JP/2/HABIBIE Prosecutors lose precious time in questioning Habibie
Tertiani ZB Simanjuntak The Jakarta Post Jakarta
State prosecutors have wasted two important days in their efforts to unveil the alleged misuse of Rp 40 billion in State Logistics Agency (Bulog) funds involving former state secretary Akbar Tandjung as they failed to expose the underlying political links between key witness former president B.J. Habibie and the suspect.
The Attorney General's Office prosecutors completed their questioning of Habibie on Tuesday and will now examine his accounts.
The office spokesman Barman Zahir told reporters after the four-hour questioning session on Tuesday that the 10 questions posed to Habibie were aimed only at verifying his answers given during Monday's session.
"The investigators were satisfied with the questioning of Habibie," Barman said.
In the questioning, Habibie confirmed that the government's project to disburse food for the poor in 1999, which used the Bulog funds, was part of the social safety net program.
Lawyer Yan Djuanda Saputra told reporters that Akbar was instructed to use the funds properly in accordance with existing regulations.

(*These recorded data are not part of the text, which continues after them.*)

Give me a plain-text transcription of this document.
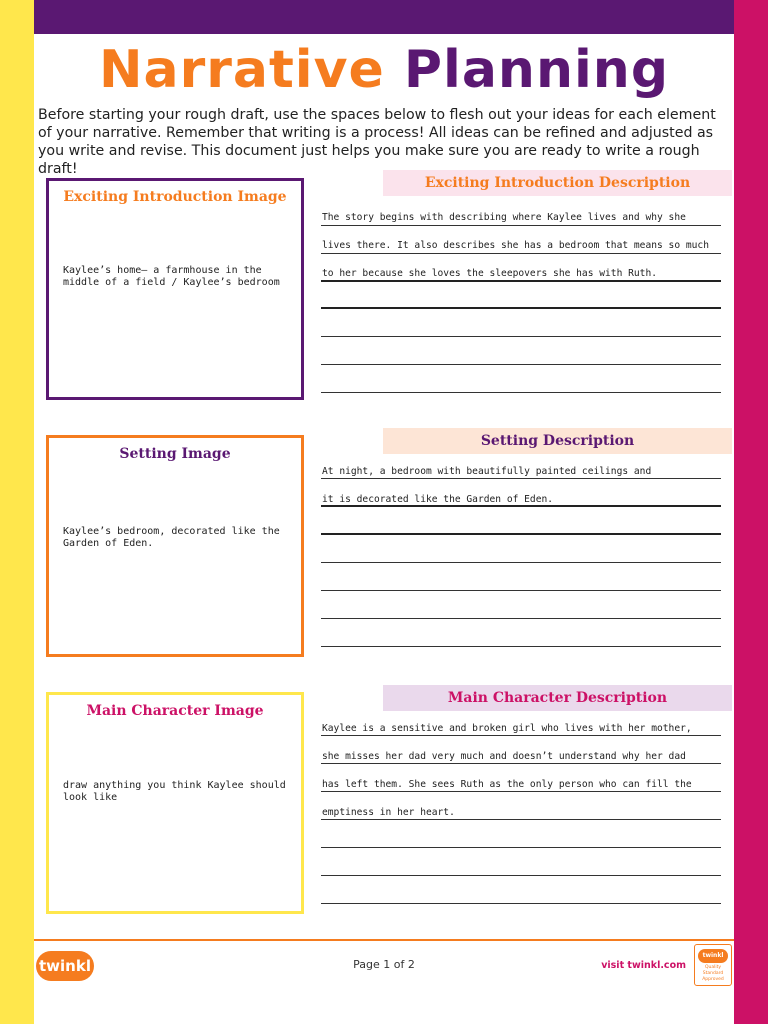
Narrative Planning
Before starting your rough draft, use the spaces below to flesh out your ideas for each element of your narrative. Remember that writing is a process! All ideas can be refined and adjusted as you write and revise. This document just helps you make sure you are ready to write a rough draft!
Exciting Introduction Image
Kaylee’s home– a farmhouse in the middle of a field / Kaylee’s bedroom
Exciting Introduction Description
The story begins with describing where Kaylee lives and why she
lives there. It also describes she has a bedroom that means so much
to her because she loves the sleepovers she has with Ruth.
Setting Image
Kaylee’s bedroom, decorated like the Garden of Eden.
Setting Description
At night, a bedroom with beautifully painted ceilings and
it is decorated like the Garden of Eden.
Main Character Image
draw anything you think Kaylee should look like
Main Character Description
Kaylee is a sensitive and broken girl who lives with her mother,
she misses her dad very much and doesn’t understand why her dad
has left them. She sees Ruth as the only person who can fill the
emptiness in her heart.
twinkl	Page 1 of 2	visit twinkl.com
twinkl
Quality Standard Approved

Such regulations related to the project, the investigators revealed, included Presidential Decree No. 190/1998 on the organizing of a task force to implement the social safety net program and Law No. 20/1997 on non-taxable state revenue.
The presidential decree delegates the authority to organize the programs to the minister of finance and the coordinating minister for people's welfare and poverty eradication without involving the Akbar's office of the cabinet secretary.
However, the investigators failed to pursue the fact that Habibie violated his own decree by assigning Akbar to manage the project instead of the related ministers who were also in attendance in the Feb. 10, 1999 meeting when the former president outlined the policy.
The alleged scam came months before the general election, in which the Akbar-led Golkar party nominated Habibie for president.
Habibie claimed that he never received a report on the project and insisted that Akbar submit one. However, Yan Djuanda said, Habibie did not consider that Akbar had done anything wrong in running the project.
The investigators have named Akbar, who is the current speaker of House of Representatives, as a suspect in the case, after investigators found no proof of such a food distribution project which was supposedly carried out in five provinces in Java.
Akbar's appointees to run the project: Raudlatul Jannah Foundation chairman Dadang Sukandar and his contractor Winfried Simatupang have also been named suspects.
Investigators also questioned Dadang and Winfried on Tuesday.